Tout ce mal-être va s’incarner dans la rêverie qui verra Giovanni embarquer dans un mystérieux train pour un voyage inconnu. Tous les lieux improbables traversés ainsi que les rencontres inattendues du périple reflètent autant les préoccupations poético-religieuses de Miyazawa Kenji que les angoisses intimes de Giovanni. L’interprétation libre de certaines situations et/ou protagonistes laissent parfois penser à une version japonaise du Petit Prince (le chasseur d’oiseaux), l’omniprésence de la mort est synonyme de sombres présages ou du moins une incitation à repenser le réel (on doute d’un coup que les parents de Giovanni soient bien vivants). Les ellipses déroutantes font perdre pied, les allusions morbides (le naufrage du Titanic et ses fantômes) jette un pesant voile de spleen jusqu’à une déchirante séparation qui reliera le rêve au réel. Plusieurs visions seraient nécessaires pour capturer l’ensemble des symboles et des interprétations qui traversent cette œuvre envoûtante.
Sugii Gisaburo aura exploité au mieux ce contexte de la première moitié des années 80 qui favorisait les œuvres d’animation adultes et au parti-pris originaux.
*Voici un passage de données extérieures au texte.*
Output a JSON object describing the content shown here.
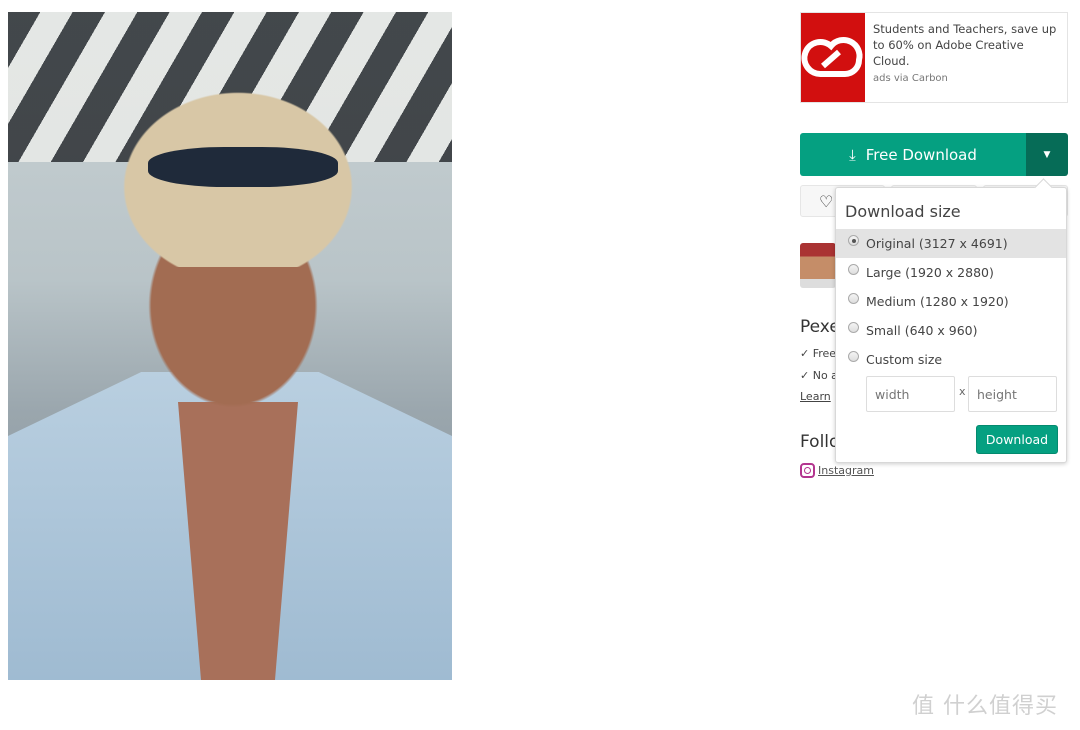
{
  "ad": {
    "text": "Students and Teachers, save up to 60% on Adobe Creative Cloud.",
    "via": "ads via Carbon",
    "brand_color": "#d20f0f"
  },
  "download": {
    "label": "Free Download",
    "accent": "#05a081",
    "caret_color": "#066c57"
  },
  "sidebar": {
    "pexels_heading": "Pexe",
    "free_line": "✓ Free",
    "no_line": "✓ No a",
    "learn": "Learn",
    "follow_heading": "Follo",
    "instagram": "Instagram"
  },
  "popup": {
    "title": "Download size",
    "options": [
      {
        "label": "Original (3127 x 4691)",
        "selected": true
      },
      {
        "label": "Large (1920 x 2880)"
      },
      {
        "label": "Medium (1280 x 1920)"
      },
      {
        "label": "Small (640 x 960)"
      },
      {
        "label": "Custom size"
      }
    ],
    "width_placeholder": "width",
    "height_placeholder": "height",
    "x": "x",
    "button": "Download"
  },
  "watermark": "值 什么值得买"
}
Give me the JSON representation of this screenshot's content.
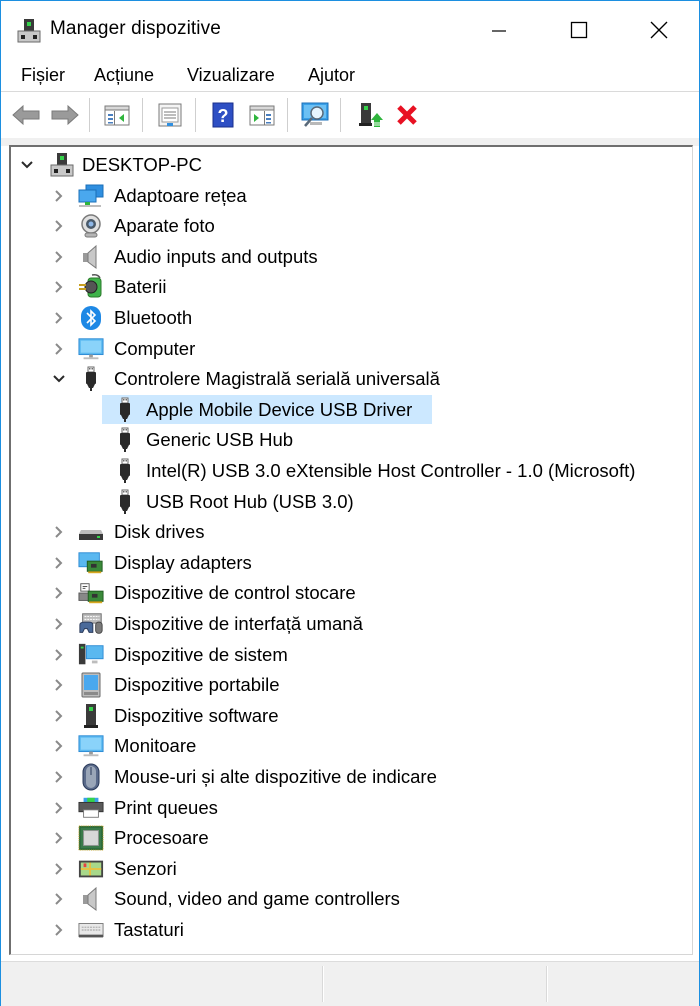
{
  "window": {
    "title": "Manager dispozitive",
    "controls": {
      "minimize": "minimize",
      "maximize": "maximize",
      "close": "close"
    },
    "accent_color": "#1c8fe0"
  },
  "menu": [
    {
      "label": "Fișier"
    },
    {
      "label": "Acțiune"
    },
    {
      "label": "Vizualizare"
    },
    {
      "label": "Ajutor"
    }
  ],
  "toolbar": [
    {
      "icon": "back-arrow-icon",
      "tooltip": "Back"
    },
    {
      "icon": "forward-arrow-icon",
      "tooltip": "Forward"
    },
    {
      "icon": "show-hide-console-tree-icon"
    },
    {
      "icon": "properties-icon"
    },
    {
      "icon": "help-icon"
    },
    {
      "icon": "show-action-pane-icon"
    },
    {
      "icon": "scan-hardware-changes-icon"
    },
    {
      "icon": "update-driver-icon"
    },
    {
      "icon": "uninstall-device-icon"
    }
  ],
  "tree": {
    "root": {
      "label": "DESKTOP-PC",
      "expanded": true,
      "icon": "computer-tower-icon"
    },
    "categories": [
      {
        "label": "Adaptoare rețea",
        "icon": "network-adapter-icon",
        "expanded": false
      },
      {
        "label": "Aparate foto",
        "icon": "camera-icon",
        "expanded": false
      },
      {
        "label": "Audio inputs and outputs",
        "icon": "speaker-icon",
        "expanded": false
      },
      {
        "label": "Baterii",
        "icon": "battery-icon",
        "expanded": false
      },
      {
        "label": "Bluetooth",
        "icon": "bluetooth-icon",
        "expanded": false
      },
      {
        "label": "Computer",
        "icon": "monitor-icon",
        "expanded": false
      },
      {
        "label": "Controlere Magistrală serială universală",
        "icon": "usb-icon",
        "expanded": true,
        "children": [
          {
            "label": "Apple Mobile Device USB Driver",
            "icon": "usb-icon",
            "selected": true
          },
          {
            "label": "Generic USB Hub",
            "icon": "usb-icon"
          },
          {
            "label": "Intel(R) USB 3.0 eXtensible Host Controller - 1.0 (Microsoft)",
            "icon": "usb-icon"
          },
          {
            "label": "USB Root Hub (USB 3.0)",
            "icon": "usb-icon"
          }
        ]
      },
      {
        "label": "Disk drives",
        "icon": "disk-drive-icon",
        "expanded": false
      },
      {
        "label": "Display adapters",
        "icon": "display-adapter-icon",
        "expanded": false
      },
      {
        "label": "Dispozitive de control stocare",
        "icon": "storage-controller-icon",
        "expanded": false
      },
      {
        "label": "Dispozitive de interfață umană",
        "icon": "hid-icon",
        "expanded": false
      },
      {
        "label": "Dispozitive de sistem",
        "icon": "system-device-icon",
        "expanded": false
      },
      {
        "label": "Dispozitive portabile",
        "icon": "portable-device-icon",
        "expanded": false
      },
      {
        "label": "Dispozitive software",
        "icon": "software-device-icon",
        "expanded": false
      },
      {
        "label": "Monitoare",
        "icon": "monitor-icon",
        "expanded": false
      },
      {
        "label": "Mouse-uri și alte dispozitive de indicare",
        "icon": "mouse-icon",
        "expanded": false
      },
      {
        "label": "Print queues",
        "icon": "printer-icon",
        "expanded": false
      },
      {
        "label": "Procesoare",
        "icon": "processor-icon",
        "expanded": false
      },
      {
        "label": "Senzori",
        "icon": "sensor-icon",
        "expanded": false
      },
      {
        "label": "Sound, video and game controllers",
        "icon": "speaker-icon",
        "expanded": false
      },
      {
        "label": "Tastaturi",
        "icon": "keyboard-icon",
        "expanded": false
      }
    ]
  },
  "colors": {
    "selection": "#cce8ff",
    "uninstall_red": "#e81123"
  }
}
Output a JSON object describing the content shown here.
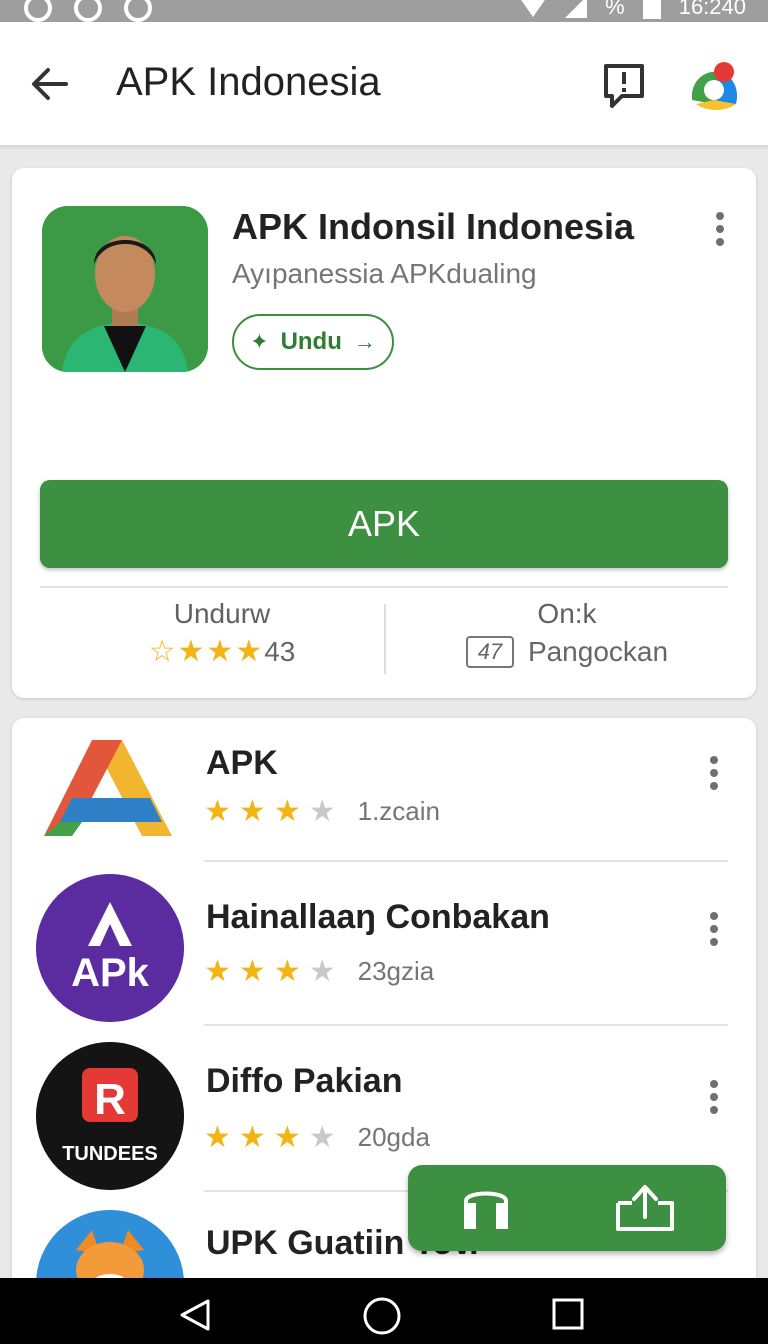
{
  "status_bar": {
    "time": "16:240",
    "battery": "%"
  },
  "app_bar": {
    "title": "APK Indonesia"
  },
  "hero": {
    "name": "APK Indonsil  Indonesia",
    "developer": "Ayıpanessia APKdualing",
    "chip_label": "Undu",
    "primary_label": "APK",
    "stat_left_label": "Undurw",
    "stat_left_value": "43",
    "stat_left_rating": 3,
    "stat_right_label": "On:k",
    "stat_right_badge": "47",
    "stat_right_value": "Pangockan"
  },
  "list": {
    "items": [
      {
        "name": "APK",
        "meta": "1.zcain",
        "rating": 3.5
      },
      {
        "name": "Hainallaaŋ Conbakan",
        "meta": "23gzia",
        "rating": 3.5,
        "icon_text": "APk"
      },
      {
        "name": "Diffo Pakian",
        "meta": "20gda",
        "rating": 3.5,
        "icon_text": "TUNDEES",
        "icon_letter": "R"
      },
      {
        "name": "UPK Guatiin Tov.",
        "meta": "",
        "rating": 0
      }
    ]
  },
  "colors": {
    "primary": "#3d8f41",
    "star": "#f3b515",
    "purple": "#5a2ca0"
  },
  "icons": [
    "back-arrow-icon",
    "feedback-icon",
    "account-icon",
    "more-vert-icon",
    "star-icon",
    "shopping-bag-icon",
    "share-icon",
    "nav-back-icon",
    "nav-home-icon",
    "nav-recent-icon"
  ]
}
Le film obtiendra d’ailleurs le Prix Noburō Ōfuji (en compagnie de glorieux lauréats tels que Le Château de Cagliostro (1979) et Nausicaa (1984) de Miyasaki Hayao, Gen d’Hiroshima (1983) ou encore Goshu le violoncelliste de Takahata Isao (1981)). En bon artisan, Sugii Gisaburo ne retrouvera pareille ambition que par intermittence notamment avec Genji Monogatari (1987) autre grande adaptation littéraire (cette fois de Shikibu Murasaki) et retrouvera l’univers de Miyazawa Kenji en 2012 avec Budori, l’étrange voyage (où il reprend le chara-design de chat). N’oublions pas d’évoquer également le magnifique hommage au film et à la nouvelle que constitue le très beau et récent L’Ile de Giovanni de Nishikubo Mizuho (2014).
Bonus : Deux modules complémentaires nous faisant mieux connaître l’oeuvre de Miyazawa Kenji grâce à sa traductrice française Hélène Morita, et également la carrière de Sugii Gisaburo grâce à Olivier Fallaix, bien connu des lecteurs d’Animeland.
Train de nuit dans la voie lactée de Sugii Gisaburo, Japon. 1985. Disponible en vidéo chez Rimini depuis le 02/05/2018.